Le modèle économique roumain doit être réformé
La Roumanie doit entrer dans une nouvelle phase de développement qui ne repose plus ni sur une main-d'œuvre moins chère, ni sur les fonds européens ni sur l'argent envoyé par les Roumains de la diaspora, souligne le gouvernement de Bucarest
Sorin Iordan, 02.04.2026, 13:00
La Roumanie a fait des progrès considérables ces vingt dernières années, mais son modèle de croissance, fondé sur un faible coût du travail, l’absorption des fonds européens et les transferts d’argent des Roumains travaillant à l’étranger, a atteint ses limites. C’est ce qu’a déclaré la vice-Première ministre OanaGheorghiu. Une partie des fonds européens disparaîtra cette année à cause de la fin du Plan National de Relance et de Résilience le 31 août. Quant aux transferts de fonds de la diaspora, qui ont dépassé les 52 milliards d’euros ces dix dernières années, ils diminuent chaque année face à l’augmentation du coût de la vie en Europe.
Sur cette toile de fond, selon la vice-Première ministre roumaine, l’Etat doit prendre des mesures importantes pour réformer ses structures et c’est pourquoi il a absolument besoin de financement.

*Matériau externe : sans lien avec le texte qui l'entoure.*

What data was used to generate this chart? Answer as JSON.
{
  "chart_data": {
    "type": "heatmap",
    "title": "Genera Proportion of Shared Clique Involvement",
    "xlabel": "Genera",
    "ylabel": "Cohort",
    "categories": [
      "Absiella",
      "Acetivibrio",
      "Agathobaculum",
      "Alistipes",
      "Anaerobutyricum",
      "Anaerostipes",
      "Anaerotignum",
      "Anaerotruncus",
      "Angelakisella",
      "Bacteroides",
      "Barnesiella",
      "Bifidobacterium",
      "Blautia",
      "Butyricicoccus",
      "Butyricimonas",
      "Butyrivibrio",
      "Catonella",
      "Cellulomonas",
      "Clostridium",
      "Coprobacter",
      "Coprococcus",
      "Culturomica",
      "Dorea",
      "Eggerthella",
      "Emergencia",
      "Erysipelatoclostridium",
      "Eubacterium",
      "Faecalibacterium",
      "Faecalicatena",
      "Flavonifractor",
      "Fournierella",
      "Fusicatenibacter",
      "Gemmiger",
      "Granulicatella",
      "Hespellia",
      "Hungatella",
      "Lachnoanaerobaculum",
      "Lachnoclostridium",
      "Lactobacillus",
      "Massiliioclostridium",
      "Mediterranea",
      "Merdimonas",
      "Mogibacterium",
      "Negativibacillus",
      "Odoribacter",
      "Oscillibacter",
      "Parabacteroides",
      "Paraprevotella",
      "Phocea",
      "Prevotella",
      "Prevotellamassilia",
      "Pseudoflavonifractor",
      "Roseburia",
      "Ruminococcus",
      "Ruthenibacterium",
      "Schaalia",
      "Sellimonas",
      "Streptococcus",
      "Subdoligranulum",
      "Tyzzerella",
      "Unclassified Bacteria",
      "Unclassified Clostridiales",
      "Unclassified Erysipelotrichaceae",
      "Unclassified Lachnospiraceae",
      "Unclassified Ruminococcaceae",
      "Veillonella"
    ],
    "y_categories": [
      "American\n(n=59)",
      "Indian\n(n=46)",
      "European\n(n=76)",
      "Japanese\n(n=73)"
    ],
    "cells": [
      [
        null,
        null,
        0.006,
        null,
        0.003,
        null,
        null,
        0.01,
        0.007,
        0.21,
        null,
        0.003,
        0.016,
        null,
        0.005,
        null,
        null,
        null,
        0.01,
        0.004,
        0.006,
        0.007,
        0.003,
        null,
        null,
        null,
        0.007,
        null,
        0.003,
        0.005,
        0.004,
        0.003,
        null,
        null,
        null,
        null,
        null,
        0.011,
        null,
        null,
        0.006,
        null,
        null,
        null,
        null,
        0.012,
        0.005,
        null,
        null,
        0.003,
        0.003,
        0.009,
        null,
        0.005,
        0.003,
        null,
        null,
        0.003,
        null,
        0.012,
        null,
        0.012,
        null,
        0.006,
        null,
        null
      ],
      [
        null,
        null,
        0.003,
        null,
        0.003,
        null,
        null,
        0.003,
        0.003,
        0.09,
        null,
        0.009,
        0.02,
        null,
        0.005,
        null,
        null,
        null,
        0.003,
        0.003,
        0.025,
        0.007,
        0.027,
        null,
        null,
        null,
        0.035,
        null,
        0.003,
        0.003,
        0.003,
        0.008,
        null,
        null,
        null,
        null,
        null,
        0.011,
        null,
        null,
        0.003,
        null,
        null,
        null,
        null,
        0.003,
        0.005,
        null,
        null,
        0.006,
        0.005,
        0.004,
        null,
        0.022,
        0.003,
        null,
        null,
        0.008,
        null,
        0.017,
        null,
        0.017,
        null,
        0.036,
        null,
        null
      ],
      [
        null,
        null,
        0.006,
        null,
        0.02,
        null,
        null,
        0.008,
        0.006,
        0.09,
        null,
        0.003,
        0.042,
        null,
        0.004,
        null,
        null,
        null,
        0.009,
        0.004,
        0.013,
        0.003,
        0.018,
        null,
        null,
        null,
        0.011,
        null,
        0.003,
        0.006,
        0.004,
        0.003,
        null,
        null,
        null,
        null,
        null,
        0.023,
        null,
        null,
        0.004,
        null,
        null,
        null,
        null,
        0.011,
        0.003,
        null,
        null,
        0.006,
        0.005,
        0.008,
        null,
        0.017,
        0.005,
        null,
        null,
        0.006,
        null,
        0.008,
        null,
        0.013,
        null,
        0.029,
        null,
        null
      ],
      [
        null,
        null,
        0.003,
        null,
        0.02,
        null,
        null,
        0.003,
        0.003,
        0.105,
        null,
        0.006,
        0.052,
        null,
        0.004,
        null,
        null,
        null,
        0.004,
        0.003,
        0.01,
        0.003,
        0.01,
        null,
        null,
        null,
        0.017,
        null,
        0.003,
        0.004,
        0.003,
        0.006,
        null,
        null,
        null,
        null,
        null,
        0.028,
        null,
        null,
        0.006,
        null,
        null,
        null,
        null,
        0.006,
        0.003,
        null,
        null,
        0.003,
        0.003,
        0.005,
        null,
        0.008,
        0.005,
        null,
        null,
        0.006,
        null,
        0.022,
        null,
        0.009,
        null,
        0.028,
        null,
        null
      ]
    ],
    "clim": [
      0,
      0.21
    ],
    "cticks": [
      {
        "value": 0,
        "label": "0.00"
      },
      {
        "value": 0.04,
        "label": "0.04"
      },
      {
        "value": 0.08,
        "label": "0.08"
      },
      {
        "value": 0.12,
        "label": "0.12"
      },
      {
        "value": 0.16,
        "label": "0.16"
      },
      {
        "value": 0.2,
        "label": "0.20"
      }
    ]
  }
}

OanaGheorghiu : « La Roumanie a besoin d’investissements et de capitaux étrangers. Pour cela, à mon avis l’Etat doit accomplir trois aspects essentiels : réformer les entreprises publiques, adhérer à l’OCDE et appliquer les enseignements de cette organisation. Le troisième élément est la stabilité et la discipline budgétaire. Les capitaux étrangers ne s’intéressent pas seulement aux opportunités, mais aussi à la stabilité et aux risques. Dans ce domaine, la Roumanie a encore un long chemin à parcourir. »
Adhésion à l’OCDE
Concernant l’adhésion de la Roumanie à l’Organisation de coopération et de développement économiques (OCDE), Bucarest a annoncé que ce processus serait finalisé cette année. Le coordinateur de l’adhésion, le diplomate Luca Niculescu, a expliqué que l’adhésion à l’OCDE apporterait une série d’avantages majeurs.
Luca Niculescu : « Davantage d’investissements étrangers et des investissements de meilleure qualité, car de grands fonds d’investissements s’intéressent exclusivement aux pays membres de l’OCDE, l’accès aux meilleures données et statistiques au monde ; une plus grande visibilité, car nous nous retrouverons à la même table non seulement avec les pays européens, mais aussi avec de nombreux autres Etats du monde, j’ajouterais aussi une plus grande influence de la Roumanie à l’échelle mondiale. »
Avant son adhésion à l’OCDE, la Roumanie doit cependant traverser une période d’incertitudes. Selon le ministre des Finances, AlexandruNazare, la véritable épreuve de son leadership économique réside dans sa capacité à maintenir la trajectoire budgétaire et les objectifs de déficit fixés au niveau international, sans engendrer ni des difficultés pour les entreprises ni des chocs sociaux.
Le problème pour l’exécutif de Bucarest est que les mesures adoptées pour équilibrer l’économie et réduire le déficit budgétaire record provoquent des mécontentements. Des milliers de personnes ont protesté ces derniers jours à travers le pays. Parmi elles, les ouvriers des chantiers navals Damen Mangalia, qui n’ont pas été payés depuis trois mois, les mineurs de Lupeni, mécontents du fait que leurs contrats à durée déterminée avaient été prolongés de seulement quatre mois, ainsi que lestravailleurs des usines chimiques Azomureș, qui craignent de perdre leur emplois, alors que ces usines sont en cours de rachat.
Tout cela se déroule dans un contexte de hausse des prix due à l’augmentation des prix des carburants, et dans un pays qui figure parmi les plus pauvres d’Europe en termes de revenus, avec le troisième SMIC le plus bas (795 euros) et le deuxième coût horaire moyen du travail le plus bas (13,6 euros).